Когда фараон узнал об этом, он объявил, что разрывает свою дружбу с Поликратом, уверенный, что столь дерзновенное счастье должно навлечь на него гнев богов. Какова бы ни была ценность приведенного анекдота, конец Поликрата был трагическим. Один из его сатрапов заманил его в соседнюю провинцию, где Поликрат и погиб в медленных мучениях, после чего его тело было привязано слугами сатрапа к кресту на горе Микальской. Таким образом, жители Самоса могли со всех сторон видеть при багровом зареве заката труп своего тирана, распятый на возвышенном мысе лицом к острову, где он царствовал в радости и великолепии.
Но вернемся к началу царствования Поликрата. В одну ясную ночь, невдалеке от храма Юноны, дорийский фасад которого был освещен мягким светом полной луны, придававшим ему еще большую мистическую величавость, под деревьями ближайшего леса сидел молодой пришелец. Сверток папируса с песнями Гомера соскользнул к его ногам. Он размышлял в чутком молчании ночи. Прошло уже много времени после заката солнца, но его пылающий диск продолжал стоять перед взором молодого мечтателя, и мысль его блуждала далеко от видимого мира.
Пифагор был сыном богатого самосского ювелира и его жены, которую звали Парфениса. Дельфийская пифия, спрошенная во время путешествия молодыми новобрачными, предрекла им «сына, который принесет благо всем людям на все времена»; по совету оракула, супруги отправились в Финикию, в Сидон, чтобы предназначенный им сын появился на свет вдали от волнующих влияний их родины.
Еще до рождения ребенок был посвящен своими родителями свету Аполлона. Когда ему исполнился год, его мать, по заранее данному дельфийскими жрецами совету, понесла его в храм Адонаи, находившейся в Ливанской долине. Там великий жрец благословил его. Затем семья возвратилась в Самос.
Сын Парфенисы был чрезвычайно красив, кроток, разумен и с детства отличался справедливостью. В его глазах сверкала пламенная мысль, и она придавала всем его действиям сосредоточенную энергию.
Родители не только не противодействовали, а, наоборот, скорее поощряли его преждевременную склонность к науке.

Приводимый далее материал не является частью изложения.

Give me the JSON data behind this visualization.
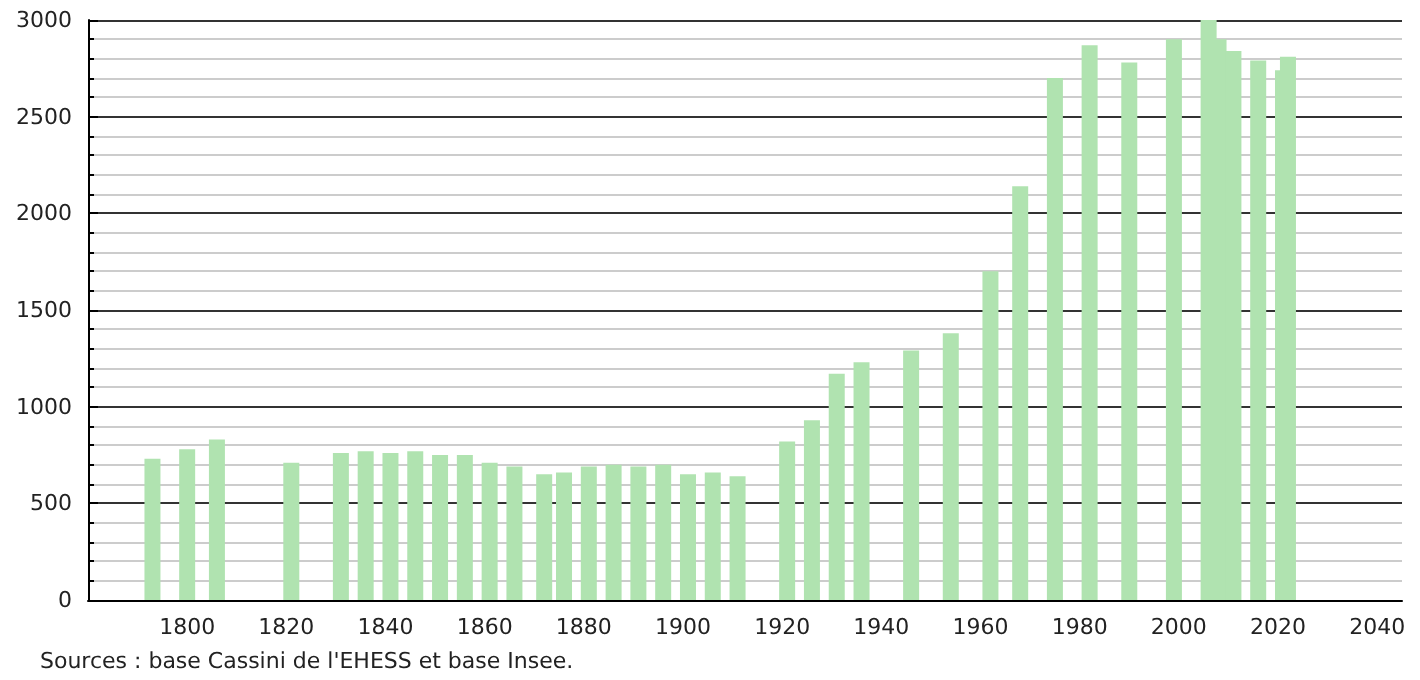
{
  "chart_data": {
    "type": "bar",
    "x": [
      1793,
      1800,
      1806,
      1821,
      1831,
      1836,
      1841,
      1846,
      1851,
      1856,
      1861,
      1866,
      1872,
      1876,
      1881,
      1886,
      1891,
      1896,
      1901,
      1906,
      1911,
      1921,
      1926,
      1931,
      1936,
      1946,
      1954,
      1962,
      1968,
      1975,
      1982,
      1990,
      1999,
      2006,
      2008,
      2011,
      2016,
      2021,
      2022
    ],
    "values": [
      730,
      780,
      830,
      710,
      760,
      770,
      760,
      770,
      750,
      750,
      710,
      690,
      650,
      660,
      690,
      700,
      690,
      700,
      650,
      660,
      640,
      820,
      930,
      1170,
      1230,
      1290,
      1380,
      1700,
      2140,
      2700,
      2870,
      2780,
      2900,
      3000,
      2900,
      2840,
      2790,
      2740,
      2810
    ],
    "color": "#b0e3b0",
    "xlim": [
      1780,
      2045
    ],
    "xticks": [
      1800,
      1820,
      1840,
      1860,
      1880,
      1900,
      1920,
      1940,
      1960,
      1980,
      2000,
      2020,
      2040
    ],
    "ylim": [
      0,
      3000
    ],
    "yticks": [
      0,
      500,
      1000,
      1500,
      2000,
      2500,
      3000
    ],
    "grid": "y",
    "annotations": [
      "Sources : base Cassini de l'EHESS et base Insee."
    ]
  }
}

Он мог свободно беседовать с жрецами Самоса, которые к тому времени начали основывать в Ионии школы, где они и преподавали начала физики. В восемнадцать лет он занимался с Гермодамом в Самосе; в двадцать лет слушал уроки Фересида в Спросе и вступал в диспуты с Фалесом и Анаксимандром в Милете.
Эти учителя открыли перед ним новые горизонты, но ни один не удовлетворял его. Среди их противоречивых учений он искал живой связи, синтеза, единства великого Целого. Он подошел к одному из тех кризисов, когда ум, встревоженный противоречием явлений, сосредоточивает все свои способности в великом усилии увидеть цель, найти путь, ведущий к свету истины, к центру жизни.
В эту теплую и яркую ночь сын Парфенисы смотрел поочередно на землю, на храм и на звездное небо.
Она была здесь, вокруг него, мать-земля, Деметра, Природа, в которую он хотел проникнуть; он вдыхал ее могучие эманации, он чувствовал непреодолимую тягу, которая его влекла на ее грудь, его, мыслящую частицу, неотделимую от нее.
Те мудрецы, которых он спрашивал, говорили ему: «Все исходит от нее. Из ничего не может исходить ничего. Душа происходит из воды или огня, или же из обоих элементов. Тончайшая эманация элементов, она исходит из них только для того, чтобы возвратиться к ним. Вечная Природа слепа и неумолима. Покорись роковому закону. Единственное твое достоинство состоит в том, чтобы познать его и покориться ему».
Затем он вперил взор в небо и смотрел на огненные буквы, которые в неизмеримой глубине пространства слагаются из сверкающих созвездий. Эти начертания должны иметь смысл. Ибо, если бесконечно малое, если движение атомов имеет свой смысл, как может не иметь его бесконечно великое, посев светил, распределение которых являет собою тело Вселенной?
Да, каждый из этих миров имеет свой собственный закон, а все вместе движется по закону
Это размышление было прервано страстным пением, донесшимся из сада, с берегов Имбрасуса. Голоса лесбиянок томительно сливались со звуками цитры. Молодые люди отвечали на них вакхическими песнями. К этим голосам внезапно присоединились другие крики, пронзительные и зловещие, доносившиеся из порта. То были крики мятежников, которых по приказанию Поликрата согнали в барку, чтобы продать их как рабов в Азию. Их били ремнями, усеянными гвоздями, загоняя в подводную часть барки. Их вой и проклятия разнеслись по ночной тишине, а затем все снова затихло.
Молодой человек почувствовал дрожь страдания, но он подавил ее, чтобы еще глубже сосредоточиться над загадкой, которая встала перед ним еще настойчивее.